Somebody armed with this theory could pretty well predict that women would do well in medicine and law, since both of them involve people, talking, and helping. They would predict that women would dominate veterinary medicine (animals, helping), psychology (people, talking, helping, sometimes children), and education (people, children, helping). Of all the hard sciences, they might expect women to prefer biology (animals). And they might expect men to do best in engineering (objects, machines, abstract systems, sometimes danger) and computer science (machines, abstract systems).
This “people vs. things” distinction looks to explain a lot more of the underlying phenomenon than the “sexism” explanation does. Not only is a focus on people over things probably the reason why there are less women in tech than men, but it probably also explains why women are more religious and participate in religious activities (e.g., praying, going to church) than men do. And this is an extra hit against the sexism explanation because religions are some of the oldest and most sexists institutions that we’ve got going on.

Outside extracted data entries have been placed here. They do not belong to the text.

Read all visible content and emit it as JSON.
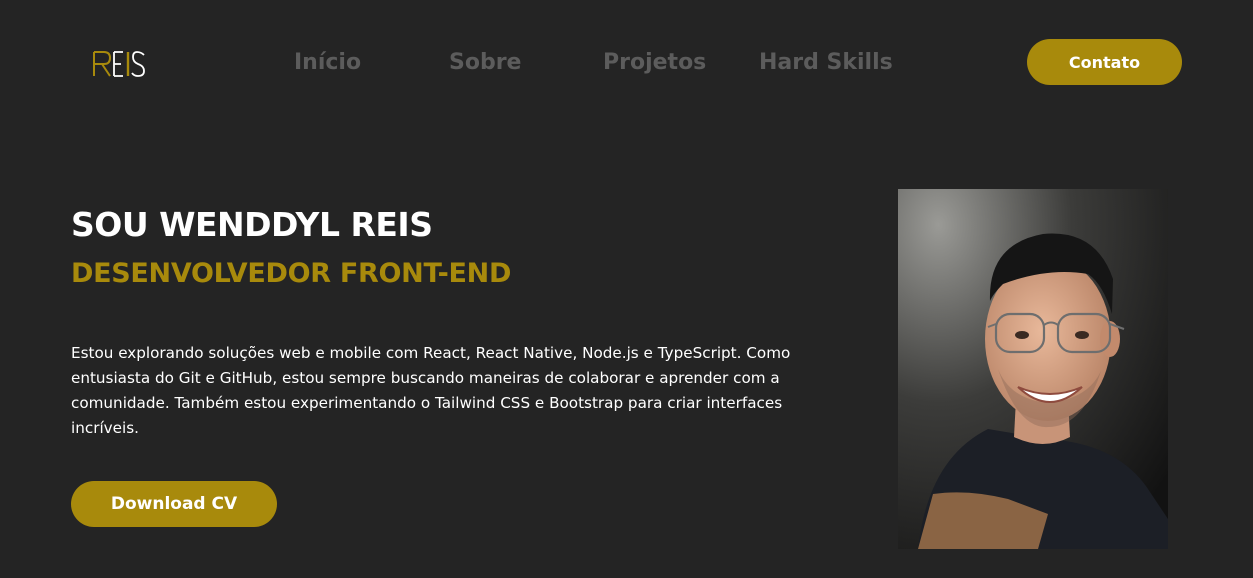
{
  "header": {
    "logo_text": "REIS",
    "nav": [
      {
        "label": "Início"
      },
      {
        "label": "Sobre"
      },
      {
        "label": "Projetos"
      },
      {
        "label": "Hard Skills"
      }
    ],
    "contact_label": "Contato"
  },
  "hero": {
    "title": "SOU WENDDYL REIS",
    "subtitle": "DESENVOLVEDOR FRONT-END",
    "description": "Estou explorando soluções web e mobile com React, React Native, Node.js e TypeScript. Como entusiasta do Git e GitHub, estou sempre buscando maneiras de colaborar e aprender com a comunidade. Também estou experimentando o Tailwind CSS e Bootstrap para criar interfaces incríveis.",
    "download_label": "Download CV"
  },
  "colors": {
    "background": "#242424",
    "accent": "#a88a0c",
    "nav_text": "#5c5c5c",
    "text": "#ffffff"
  }
}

As Scott notes elsewhere in his post, the most sexist and gender inegalitarian societies also have virtual gender parity in tech (so if we want more women in tech, then we’re going to have to model Zimbabwe or 1950s America and take away women’s rights).
What sort of observations does sexism say we shouldn’t see? With sexism, are all things possible? It might provide a good narrative, a story about good vs. evil, but good stories should raise red flags when trying to explain things. Our intuitions about what makes something a good explanation will almost always be rooted in gaining allies.
Note that the women who weren’t more concerned with people over things were women with congenital adrenal hyperplasia. In one of my posts on the possible reasons why women are more religious than men, I noted some hormonal differences between men and women:
I’m willing to bet that, just like people with autism are less religious than neurotypicals, women with CAH are probably less religious than the average woman.
What’s the takeaway from all of this? That we need to first have an accurate model of the world before we try solving the world’s problems. Trying to solve a problem that doesn’t really exist is the equivalent of getting a surgery when you don’t need one.
The best models of the world are derived from our STEM fields of study. Of course, I work in STEM, in tech, so I might be biased. On the other hand, non-STEM fields, as my previous post intimated, have biases against the scientific method.
Yeah, I know, everyone is biased. Talk about bias is everywhere these days. But… the best way to remove bias is to remove the human element. The best way to root out bias is to shut up and multiply. Having a good story — with clear good guys and clear bad guys — is not how you root out bias; stories hijack our brain firmware and just introduce new biases.